William Bolcom, 1984
Recollections on the Twentieth Anniversary of Songs of Innocence and of Experience
After the April 1984 United States première of this work in Ann Arbor’s Hill Auditorium – the world’s first performances had taken place 8th and 9th January of that year with the Stuttgart Opera Orchestra under Dennis Russell Davies – there have been twelve performances of Songs of Innocence and of Experience: at Grant Park in Chicago with Gustav Meier, who did the first Ann Arbor performance; with the Brooklyn Philharmonic under Lukas Foss; with the Saint Louis Symphony, both there and in New York, and the BBC Symphony in London, also under Leonard Slatkin; and with the Pacific Symphony in Costa Mesa in Southern California under former Ann Arborite Carl St Clair.
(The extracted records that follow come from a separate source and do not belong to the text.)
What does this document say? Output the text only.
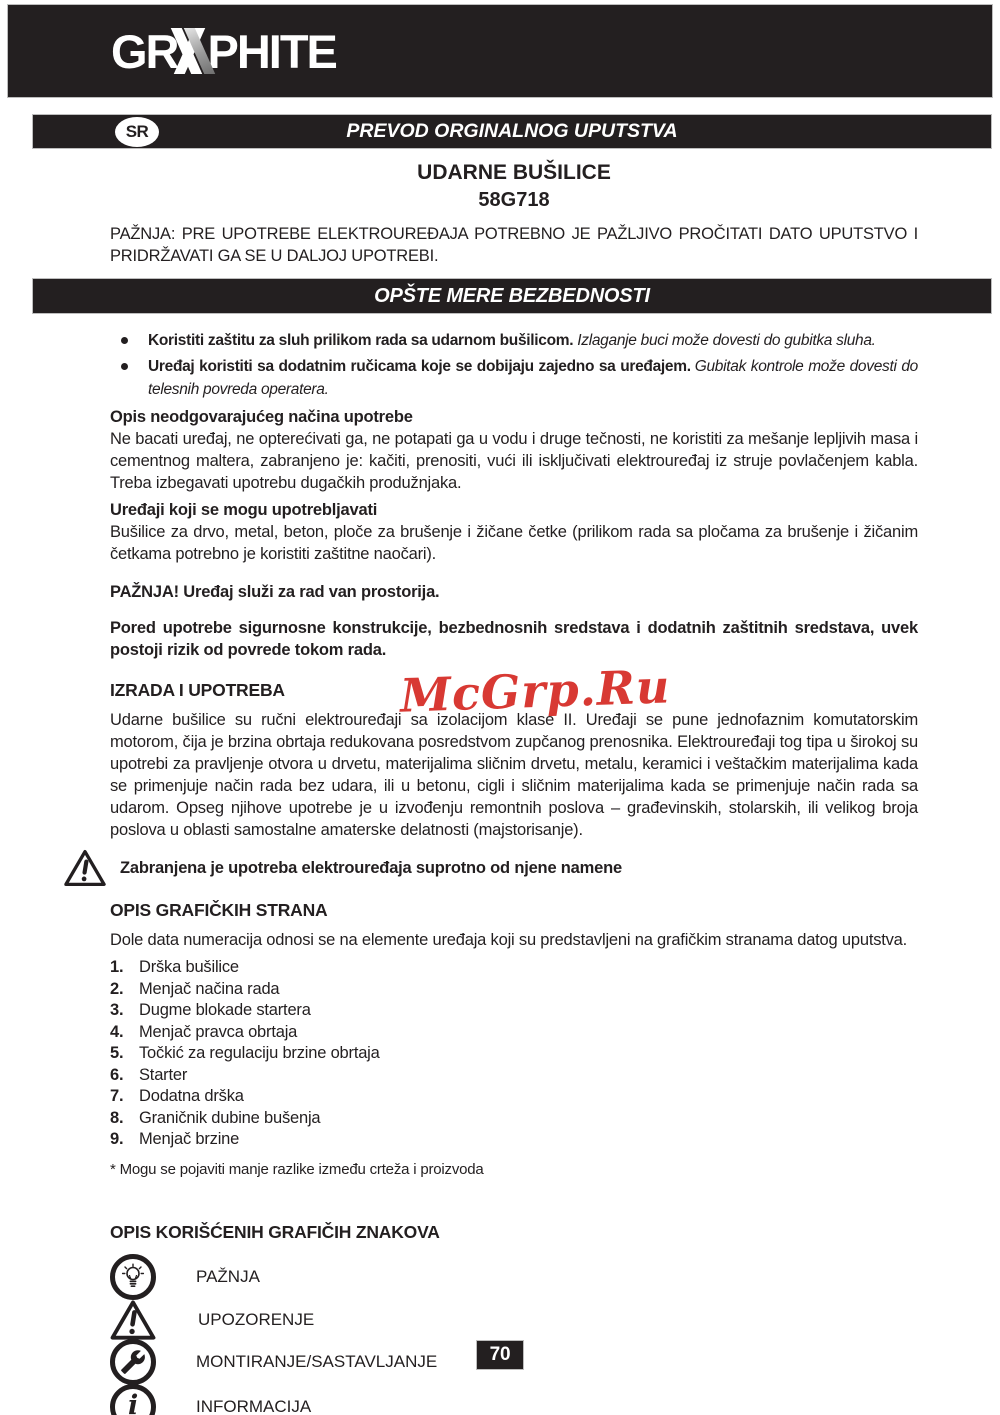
GR PHITE
SR	PREVOD ORGINALNOG UPUTSTVA
UDARNE BUŠILICE
58G718

PAŽNJA: PRE UPOTREBE ELEKTROUREĐAJA POTREBNO JE PAŽLJIVO PROČITATI DATO UPUTSTVO I PRIDRŽAVATI GA SE U DALJOJ UPOTREBI.

OPŠTE MERE BEZBEDNOSTI
Koristiti zaštitu za sluh prilikom rada sa udarnom bušilicom. Izlaganje buci može dovesti do gubitka sluha.
Uređaj koristiti sa dodatnim ručicama koje se dobijaju zajedno sa uređajem. Gubitak kontrole može dovesti do telesnih povreda operatera.
Opis neodgovarajućeg načina upotrebe

Ne bacati uređaj, ne opterećivati ga, ne potapati ga u vodu i druge tečnosti, ne koristiti za mešanje lepljivih masa i cementnog maltera, zabranjeno je: kačiti, prenositi, vući ili isključivati elektrouređaj iz struje povlačenjem kabla. Treba izbegavati upotrebu dugačkih produžnjaka.

Uređaji koji se mogu upotrebljavati

Bušilice za drvo, metal, beton, ploče za brušenje i žičane četke (prilikom rada sa pločama za brušenje i žičanim četkama potrebno je koristiti zaštitne naočari).

PAŽNJA! Uređaj služi za rad van prostorija.

Pored upotrebe sigurnosne konstrukcije, bezbednosnih sredstava i dodatnih zaštitnih sredstava, uvek postoji rizik od povrede tokom rada.

IZRADA I UPOTREBA

Udarne bušilice su ručni elektrouređaji sa izolacijom klase II. Uređaji se pune jednofaznim komutatorskim motorom, čija je brzina obrtaja redukovana posredstvom zupčanog prenosnika. Elektrouređaji tog tipa u širokoj su upotrebi za pravljenje otvora u drvetu, materijalima sličnim drvetu, metalu, keramici i veštačkim materijalima kada se primenjuje način rada bez udara, ili u betonu, cigli i sličnim materijalima kada se primenjuje način rada sa udarom. Opseg njihove upotrebe je u izvođenju remontnih poslova – građevinskih, stolarskih, ili velikog broja poslova u oblasti samostalne amaterske delatnosti (majstorisanje).

Zabranjena je upotreba elektrouređaja suprotno od njene namene
OPIS GRAFIČKIH STRANA

Dole data numeracija odnosi se na elemente uređaja koji su predstavljeni na grafičkim stranama datog uputstva.

1. Drška bušilice
2. Menjač načina rada
3. Dugme blokade startera
4. Menjač pravca obrtaja
5. Točkić za regulaciju brzine obrtaja
6. Starter
7. Dodatna drška
8. Graničnik dubine bušenja
9. Menjač brzine

* Mogu se pojaviti manje razlike između crteža i proizvoda

OPIS KORIŠĆENIH GRAFIČIH ZNAKOVA
PAŽNJA
UPOZORENJE
MONTIRANJE/SASTAVLJANJE
i	INFORMACIJA
McGrp.Ru
70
A piece of its sheer size cannot hope to be played too often, and I am still amazed, twenty years later, that it has been heard all these times, sixteen performances in all.
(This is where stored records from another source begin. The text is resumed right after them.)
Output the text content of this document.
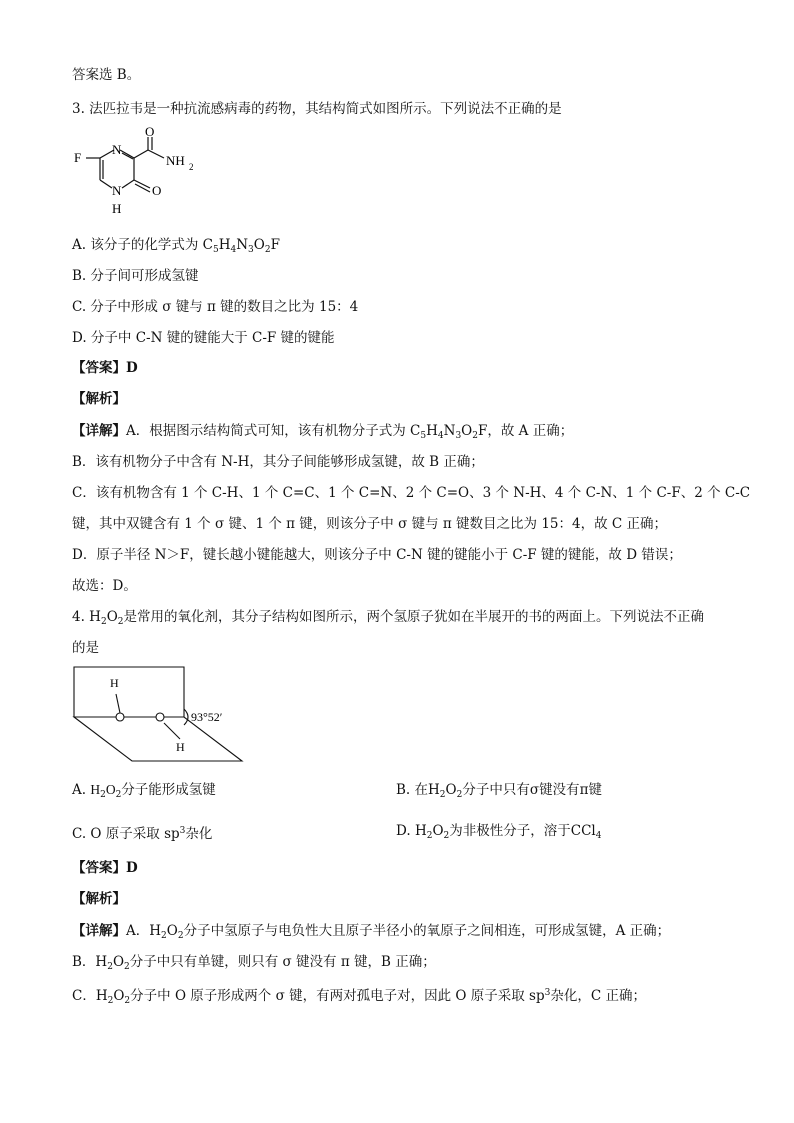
答案选 B。
3. 法匹拉韦是一种抗流感病毒的药物，其结构简式如图所示。下列说法不正确的是
F
N
O
NH 2
O
N
H
A. 该分子的化学式为 $C_5H_4N_3O_2F$
B. 分子间可形成氢键
C. 分子中形成 σ 键与 π 键的数目之比为 15：4
D. 分子中 C-N 键的键能大于 C-F 键的键能
【答案】D
【解析】
【详解】A．根据图示结构简式可知，该有机物分子式为 $C_5H_4N_3O_2F$，故 A 正确；
B．该有机物分子中含有 N-H，其分子间能够形成氢键，故 B 正确；
C．该有机物含有 1 个 C-H、1 个 C=C、1 个 C=N、2 个 C=O、3 个 N-H、4 个 C-N、1 个 C-F、2 个 C-C
键，其中双键含有 1 个 σ 键、1 个 π 键，则该分子中 σ 键与 π 键数目之比为 15：4，故 C 正确；
D．原子半径 N＞F，键长越小键能越大，则该分子中 C-N 键的键能小于 C-F 键的键能，故 D 错误；
故选：D。
4. $H_2O_2$是常用的氧化剂，其分子结构如图所示，两个氢原子犹如在半展开的书的两面上。下列说法不正确
的是
H
H
93°52′
A. $H_2O_2$分子能形成氢键	B. 在$H_2O_2$分子中只有σ键没有π键
C. O 原子采取 $sp^3$杂化	D. $H_2O_2$为非极性分子，溶于CCl$_4$
【答案】D
【解析】
【详解】A．$H_2O_2$分子中氢原子与电负性大且原子半径小的氧原子之间相连，可形成氢键，A 正确；
B．$H_2O_2$分子中只有单键，则只有 σ 键没有 π 键，B 正确；
C．$H_2O_2$分子中 O 原子形成两个 σ 键，有两对孤电子对，因此 O 原子采取 $sp^3$杂化，C 正确；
I was once afraid it would never be heard or even finished. Although parts of Songs date from almost fifty years ago, I certainly did not (and economically could not) work on it steadily; Songs is one of those works one does without commission. Finding time and relative peace to compose it in the sheer all-day effort to survive freelance in New York had proved impossible. When we moved to Ann Arbor, finally I was able to put the piece together; of course I did not realise that my wife Joan Morris and I would still be here thirty-something years later.
You will notice many instruments unusual to the orchestra. I love writing for the “modern” symphony orchestra, but often I am confronted with the sad fact that its disposition, the term for its total instrumentation, has hardly evolved since World War I. (Up until then the orchestra admitted instrument after instrument when players in each attained a certain level of proficiency; why the subsequent inertia has occurred is a subject best explored elsewhere, but it would seem likely that any organization as codified, as rigidly delineated as today’s orchestra is in danger of disappearing.) The University of Michigan School of Music provided a possible escape from this unevolved orchestra. A rough demographic analysis of the student population taken in the aggregate yields a potential orchestra including saxophones, expanded percussion and brass, and electric instruments; all these are represented onstage along with the varied musical styles these instruments and their players bring to our new orchestra.
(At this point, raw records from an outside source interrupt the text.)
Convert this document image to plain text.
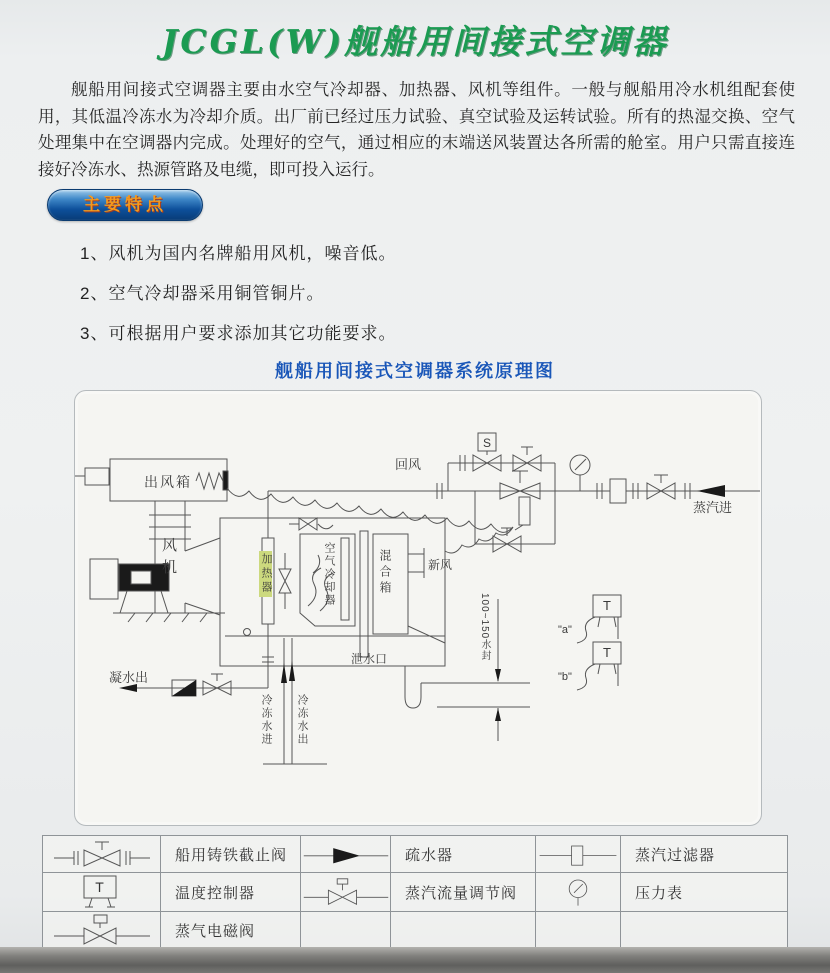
JCGL(W)舰船用间接式空调器
舰船用间接式空调器主要由水空气冷却器、加热器、风机等组件。一般与舰船用冷水机组配套使用，其低温冷冻水为冷却介质。出厂前已经过压力试验、真空试验及运转试验。所有的热湿交换、空气处理集中在空调器内完成。处理好的空气，通过相应的末端送风装置达各所需的舱室。用户只需直接连接好冷冻水、热源管路及电缆，即可投入运行。
主要特点
1、风机为国内名牌船用风机，噪音低。
2、空气冷却器采用铜管铜片。
3、可根据用户要求添加其它功能要求。
舰船用间接式空调器系统原理图
出风箱
风机	加热器	空气冷却器	混合箱	新风
回风
蒸汽进
凝水出
冷冻水进 冷冻水出
泄水口	100~150水封
S
T
T
"a"
"b"
	船用铸铁截止阀		疏水器		蒸汽过滤器

T	温度控制器		蒸汽流量调节阀		压力表
	蒸气电磁阀				
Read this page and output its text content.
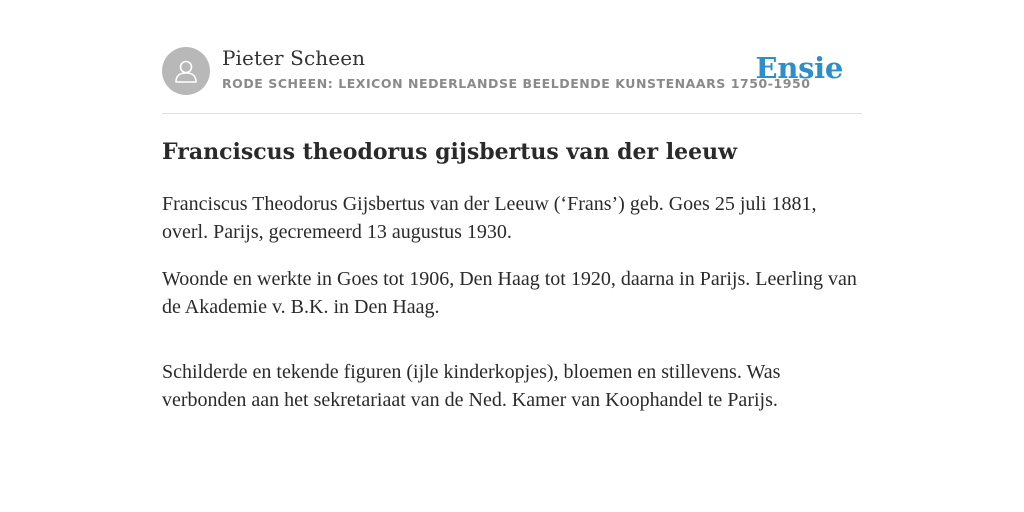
Pieter Scheen
RODE SCHEEN: LEXICON NEDERLANDSE BEELDENDE KUNSTENAARS 1750-1950
Ensie
Franciscus theodorus gijsbertus van der leeuw

Franciscus Theodorus Gijsbertus van der Leeuw (‘Frans’) geb. Goes 25 juli 1881, overl. Parijs, gecremeerd 13 augustus 1930.

Woonde en werkte in Goes tot 1906, Den Haag tot 1920, daarna in Parijs. Leerling van de Akademie v. B.K. in Den Haag.

Schilderde en tekende figuren (ijle kinderkopjes), bloemen en stillevens. Was verbonden aan het sekretariaat van de Ned. Kamer van Koophandel te Parijs.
More important, even though Stuttgart has had the world première, Songs of Innocence and of Experience had been primarily meant to be a work involving our whole School of Music. (A school of our size could fall too easily into watertight departmental thinking on the part of both faculty and students; what a shame not to get to know and collaborate with other kinds of musicians, or actors, or dancers, in one’s learning years!) In the chorus of a St Matthew Passion performance when a student in Seattle, I experienced a deep feeling of oneness with the whole community of musicians onstage that permeated my soul; we were singers and instrumentalists, each from different disciplines, brought spiritually together by Bach’s music. I vowed some day to write something that could afford such an experience to students after me, that would permit a true bringing of many kinds of performers together; the hope is that the greater understanding of ourselves that Blake leads us toward in this cycle will thus be experienced here communally, on and off stage. The knowledge these poems gives us is often frightening, but it makes us free and in the end gives us joy.